La mayor del grupo es Nina, con 74 años. La acompaña su hija Marina, de 51, que ha dejado en Poltava a su marido, «como todas las mujeres», puntualiza. Inicialmente iban a dormir hoy en un albergue de la Diputación, pero esta tarde partirán para Oviedo, donde vive una familiar. Son las únicas que no habían sido contactas por DYA antes de salir el convoy. Vieron la ocasión en el centro comercial polaco donde se ‘subastan’ los desplazamientos gratuitos con voluntarios a cualquier destino. Cuando oyeron por la megafonía «dos plazas a Spain», Marina saltó como un resorte: «Nosotras!». «Queríamos acercarnos a España con idea de ir a Oviedo», explican «muy agradecidas» al viaje humanitario que las ha alejado del «genocidio ucraniano. Es lo que quiere Putin, acabar con todos nosotros porque mata ya por matar. Si no, quién se explica la matanza en el hospital de Mariúpol», lamenta Marina. Lleva la dureza ucraniana en la mirada, y se ve que también en el carácter. «Hemos tenido suerte en la huida, solo nos llevó 24 horas. El transporte público es gratuito ahora con la guerra, pero el problema es caber en un tren o autobús. Van repletos de mujeres y niños, de gente que va de pie como sardinas en lata».
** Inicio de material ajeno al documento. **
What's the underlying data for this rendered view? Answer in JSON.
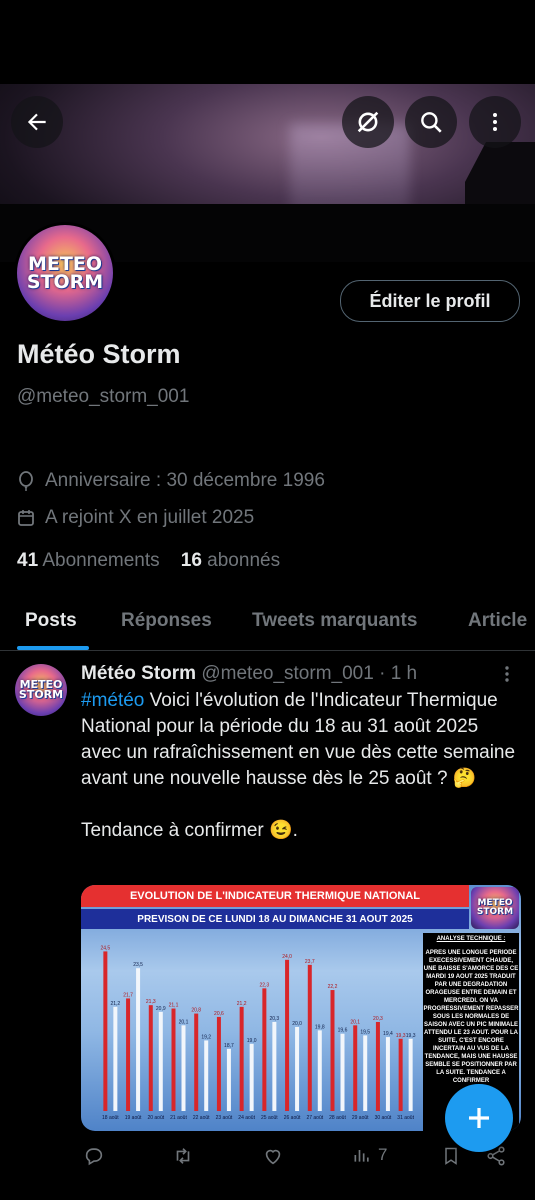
{
  "profile": {
    "name": "Météo Storm",
    "handle": "@meteo_storm_001",
    "edit_label": "Éditer le profil",
    "birthday": "Anniversaire : 30 décembre 1996",
    "joined": "A rejoint X en juillet 2025",
    "following_count": "41",
    "following_label": "Abonnements",
    "followers_count": "16",
    "followers_label": "abonnés",
    "logo_text_line1": "METEO",
    "logo_text_line2": "STORM"
  },
  "tabs": [
    "Posts",
    "Réponses",
    "Tweets marquants",
    "Article"
  ],
  "post": {
    "author": "Météo Storm",
    "handle": "@meteo_storm_001",
    "time": "1 h",
    "hashtag": "#météo",
    "text": " Voici l'évolution de l'Indicateur Thermique National pour la période du 18 au 31 août 2025 avec un rafraîchissement en vue dès cette semaine avant une nouvelle hausse dès le 25 août ? 🤔",
    "text2": "Tendance à confirmer 😉.",
    "views": "7"
  },
  "media": {
    "title": "EVOLUTION DE L'INDICATEUR THERMIQUE NATIONAL",
    "subtitle": "PREVISON DE CE LUNDI 18 AU DIMANCHE 31 AOUT 2025",
    "analysis_heading": "ANALYSE TECHNIQUE :",
    "analysis_text": "APRES UNE LONGUE PERIODE EXECESSIVEMENT CHAUDE, UNE BAISSE S'AMORCE DES CE MARDI 19 AOUT 2025 TRADUIT PAR UNE DEGRADATION ORAGEUSE ENTRE DEMAIN ET MERCREDI. ON VA PROGRESSIVEMENT REPASSER SOUS LES NORMALES DE SAISON AVEC UN PIC MINIMALE ATTENDU LE 23 AOUT. POUR LA SUITE, C'EST ENCORE INCERTAIN AU VUS DE LA TENDANCE, MAIS UNE HAUSSE SEMBLE SE POSITIONNER PAR LA SUITE. TENDANCE A CONFIRMER"
  },
  "chart_data": {
    "type": "bar",
    "categories": [
      "18 août",
      "19 août",
      "20 août",
      "21 août",
      "22 août",
      "23 août",
      "24 août",
      "25 août",
      "26 août",
      "27 août",
      "28 août",
      "29 août",
      "30 août",
      "31 août"
    ],
    "series": [
      {
        "values": [
          24.5,
          21.7,
          21.3,
          21.1,
          20.8,
          20.6,
          21.2,
          22.3,
          24.0,
          23.7,
          22.2,
          20.1,
          20.3,
          19.3
        ]
      },
      {
        "values": [
          21.2,
          23.5,
          20.9,
          20.1,
          19.2,
          18.7,
          19.0,
          20.3,
          20.0,
          19.8,
          19.6,
          19.5,
          19.4,
          19.3
        ]
      }
    ],
    "colors": [
      "#d8262a",
      "#f2f6fb"
    ]
  }
}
Ivan lleva siete días sin contactar con su familia, solo una llamada perdida que se cortó. «Así al menos sé que están bien»
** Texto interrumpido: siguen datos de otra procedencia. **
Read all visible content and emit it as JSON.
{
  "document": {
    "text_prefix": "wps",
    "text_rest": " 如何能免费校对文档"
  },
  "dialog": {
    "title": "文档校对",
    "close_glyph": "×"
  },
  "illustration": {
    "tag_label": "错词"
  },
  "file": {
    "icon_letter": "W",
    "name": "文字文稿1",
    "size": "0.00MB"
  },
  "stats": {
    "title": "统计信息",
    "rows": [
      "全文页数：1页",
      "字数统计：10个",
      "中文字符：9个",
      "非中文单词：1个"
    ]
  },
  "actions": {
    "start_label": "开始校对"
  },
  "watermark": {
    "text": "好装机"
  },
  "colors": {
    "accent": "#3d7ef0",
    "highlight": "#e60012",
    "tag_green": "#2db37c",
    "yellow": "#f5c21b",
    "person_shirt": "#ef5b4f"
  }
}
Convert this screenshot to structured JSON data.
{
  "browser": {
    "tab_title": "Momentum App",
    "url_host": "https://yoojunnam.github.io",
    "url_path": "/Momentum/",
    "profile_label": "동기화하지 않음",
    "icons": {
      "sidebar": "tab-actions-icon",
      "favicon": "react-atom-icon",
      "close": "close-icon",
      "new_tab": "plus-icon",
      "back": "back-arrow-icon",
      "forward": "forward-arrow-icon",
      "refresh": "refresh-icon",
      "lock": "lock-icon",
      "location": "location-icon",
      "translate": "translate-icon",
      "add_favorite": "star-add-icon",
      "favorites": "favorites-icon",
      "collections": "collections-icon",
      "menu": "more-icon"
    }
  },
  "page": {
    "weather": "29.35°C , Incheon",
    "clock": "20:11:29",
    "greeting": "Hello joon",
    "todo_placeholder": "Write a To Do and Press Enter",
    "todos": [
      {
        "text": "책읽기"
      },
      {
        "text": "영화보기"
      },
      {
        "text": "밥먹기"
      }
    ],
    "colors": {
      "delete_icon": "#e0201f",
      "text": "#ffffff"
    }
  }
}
Peor lo pasaron Ivan y Viktoria, ‘Vika’, de 23 y 22 años. Proceden de Ivankiv, a casi 40 kilómetros de Chernobil, pero al inicio de la guerra se hallaban en Kiev, donde trabajan como traductores de castellano. Lo aprendieron de pequeños en sus veranos guipuzcoanos. Los tambores bélicos habían empezado a sonar, y una amiga aconsejó a Vika ir a Járkov, «que estaba más tranquila». Y esta joven avisó después a Ivan. Cuando este llegó se encontró con el ataque ruso. Primero una hora de disparos y a continuación las bombas. A partir de ahí, un periplo de supervivencia les llevó a Kaniv, Bila, Vinnytsia, Iviv… En 29 horas de ciudad en ciudad en coche, durmieron «17 minutos». Pocos ucranianos habrán dormido mucho más estos días. «Se pasa miedo cuando oyes disparos y bombas durante dos horas seguidas. No sabes qué va a pasar», dice Ivan.
A Vika le gustaría encontrar un futuro en Gipuzkoa, donde arrancará con ‘su’ familia de Amara. Ivan lo hará en el hogar de Javier Barace, uno de los voluntarios de DYA en este viaje, quien junto a su mujer lo albergó cinco veranos y dos navidades. Este joven, a quien la salud le impide coger el fusil, sí se plantea una vuelta a Ucrania. ¿Pero adónde? Ivankiv y todos los alrededores de Chernobil están devastados. Llevan siete días sin poder contactar con su familia, porque «los rusos cortaron la señal de teléfono». La víspera, la madre de Ivan logró hacerle una llamada perdida que se cortó. «Así al menos sé que está bien». Sus padres, su hermano de 15 años y su hermana de 29 están allí, «rodeados de rusos», apunta Vika.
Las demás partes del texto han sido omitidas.